Davalı idare tarafından; bilirkişi tarafından belirlenen bedelin günün ekonomik rayiçlerini yansıtmadığı, bedel takdir edilirken piyasa araştırılması yapıldığı ve buna ilişkin bilgi ve belgelerin sunulduğu, bedel tespit ve takdirinde mevzuatta belirtilen tüm hükümlerin dikkate alındığı, ecrimisil tahakkuk döneminde yapılan piyasa rayiç araştırması sonucu belirlenen bedel üzerinden üfe oranları uygulanmak suretiyle geçmiş yıl bedellerinin belirlenmesinin daha objektif olduğu, bilirkişinin geçmiş bir tarih için rayiç araştırması yaparak bedel belirleme yoluna gitmesinin subjektif bir yaklaşım olduğu ileri sürülmektedir.

TARAFLARIN CEVAPLARI :
Davacı tarafından; temyiz gerekçeleri doğrultusunda davalı idarenin temyiz iddialarının kabulünün mümkün olmadığı savunulmaktadır.
Davalı idare tarafından; işgal alanın 290,12 m² olduğunun teknik rapor eki krokide belirtildiği, taşınmazın edinim tarihinin 22/02/2008 olduğu göz önünde bulundurularak ve 17/02/2010 tarihli tespit tutanağından işgal tarihinin tespit edildiği, ecrimisil bedelinin tahakkuk ettiği dönemin rayiçlerini yansıttığı ve usul ve yasaya aykırılık barındırmadığı, bedel takdir edilirken piyasa araştırılması yapıldığı ve buna ilişkin bilgi ve belgelerin sunulduğu, bedel tespit ve takdirinde mevzuatta belirtilen tüm hükümlerin dikkate alındığı savunulmaktadır.
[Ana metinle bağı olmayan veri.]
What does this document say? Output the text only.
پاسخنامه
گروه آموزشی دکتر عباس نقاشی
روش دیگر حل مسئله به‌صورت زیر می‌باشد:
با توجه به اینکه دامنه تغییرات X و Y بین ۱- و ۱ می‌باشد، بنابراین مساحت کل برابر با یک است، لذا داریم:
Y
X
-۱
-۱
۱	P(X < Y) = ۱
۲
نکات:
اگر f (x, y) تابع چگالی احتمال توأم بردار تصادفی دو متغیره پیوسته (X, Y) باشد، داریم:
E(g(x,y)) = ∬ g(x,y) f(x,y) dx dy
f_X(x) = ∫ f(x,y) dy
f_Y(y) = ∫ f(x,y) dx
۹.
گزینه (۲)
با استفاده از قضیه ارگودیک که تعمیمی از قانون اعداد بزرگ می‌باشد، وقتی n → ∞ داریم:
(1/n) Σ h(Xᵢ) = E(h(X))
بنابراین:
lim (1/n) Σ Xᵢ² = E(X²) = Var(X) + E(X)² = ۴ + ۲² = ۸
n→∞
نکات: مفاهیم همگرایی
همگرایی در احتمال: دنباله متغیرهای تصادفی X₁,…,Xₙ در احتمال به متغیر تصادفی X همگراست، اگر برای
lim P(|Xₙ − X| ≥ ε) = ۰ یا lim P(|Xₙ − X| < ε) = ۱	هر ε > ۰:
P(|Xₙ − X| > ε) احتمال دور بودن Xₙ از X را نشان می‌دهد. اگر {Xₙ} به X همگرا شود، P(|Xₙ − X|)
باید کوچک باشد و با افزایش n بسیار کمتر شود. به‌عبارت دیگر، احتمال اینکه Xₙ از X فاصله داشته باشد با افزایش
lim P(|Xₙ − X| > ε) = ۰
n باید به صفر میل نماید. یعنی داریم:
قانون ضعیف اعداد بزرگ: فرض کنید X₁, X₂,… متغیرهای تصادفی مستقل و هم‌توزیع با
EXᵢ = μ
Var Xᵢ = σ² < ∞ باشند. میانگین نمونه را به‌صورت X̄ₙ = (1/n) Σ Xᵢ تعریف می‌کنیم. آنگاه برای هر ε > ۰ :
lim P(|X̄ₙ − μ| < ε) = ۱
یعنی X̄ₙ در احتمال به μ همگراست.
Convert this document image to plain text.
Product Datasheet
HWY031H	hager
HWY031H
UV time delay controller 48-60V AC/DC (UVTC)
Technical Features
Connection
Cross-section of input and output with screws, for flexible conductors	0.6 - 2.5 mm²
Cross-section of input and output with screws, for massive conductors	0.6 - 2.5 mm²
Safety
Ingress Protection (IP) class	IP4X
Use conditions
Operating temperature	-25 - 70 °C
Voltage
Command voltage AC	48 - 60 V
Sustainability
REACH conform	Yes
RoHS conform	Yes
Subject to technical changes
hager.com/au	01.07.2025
DANIŞTAY TETKİK HAKİMİ : …
DÜŞÜNCESİ : Temyiz istemlerinin reddi ile usul ve yasaya uygun olan İdare Mahkemesi kararının onanması gerektiği düşünülmektedir.

TÜRK MİLLETİ ADINA
Karar veren Danıştay İkinci Dairesince, Danıştay Onuncu Dairesi tarafından, Danıştay Başkanlık Kurulunun 18/12/2020 günlü, K:2020/62 sayılı kararının “Ortak Hükümler” kısmının 6. fıkrası uyarınca, ayrıca bir gönderme kararı verilmeksizin Dairemize iletilen dosyada, Tetkik Hakiminin açıklamaları dinlendikten ve dosyadaki belgeler incelendikten sonra gereği görüşüldü:

HUKUKİ DEĞERLENDİRME :
İdare ve vergi mahkemelerinin nihai kararlarının temyizen incelenerek bozulması, 2577 sayılı İdari Yargılama Usulü Kanunu’nun 49. maddesinde yer alan sebeplerden birinin varlığı halinde mümkündür.
Temyizen incelenen karar usul ve hukuka uygun olup, dilekçelerde ileri sürülen temyiz nedenleri kararın bozulmasını gerektirecek nitelikte görülmemiştir.

KARAR SONUCU :
Açıklanan nedenlerle;
1. TARAFLARIN TEMYİZ İSTEMLERİNİN REDDİNE,
2. … İdare Mahkemesince verilen … günlü, E:…, K:… sayılı kararın ONANMASINA,
3. Temyiz giderlerinin istemde bulunanlar üzerinde bırakılmasına,
4. Dosyanın Mahkemesine gönderilmesine,
5. 2577 sayılı Kanun’un (Geçici 8. maddesi uyarınca uygulanmasına devam edilen) 54. maddesinin 1. fıkrası uyarınca bu kararın tebliğ tarihini izleyen günden itibaren (15) onbeş gün içinde Danıştay’da karar düzeltme yolu açık olmak üzere, 26/04/2023 tarihinde oybirliğiyle karar verildi.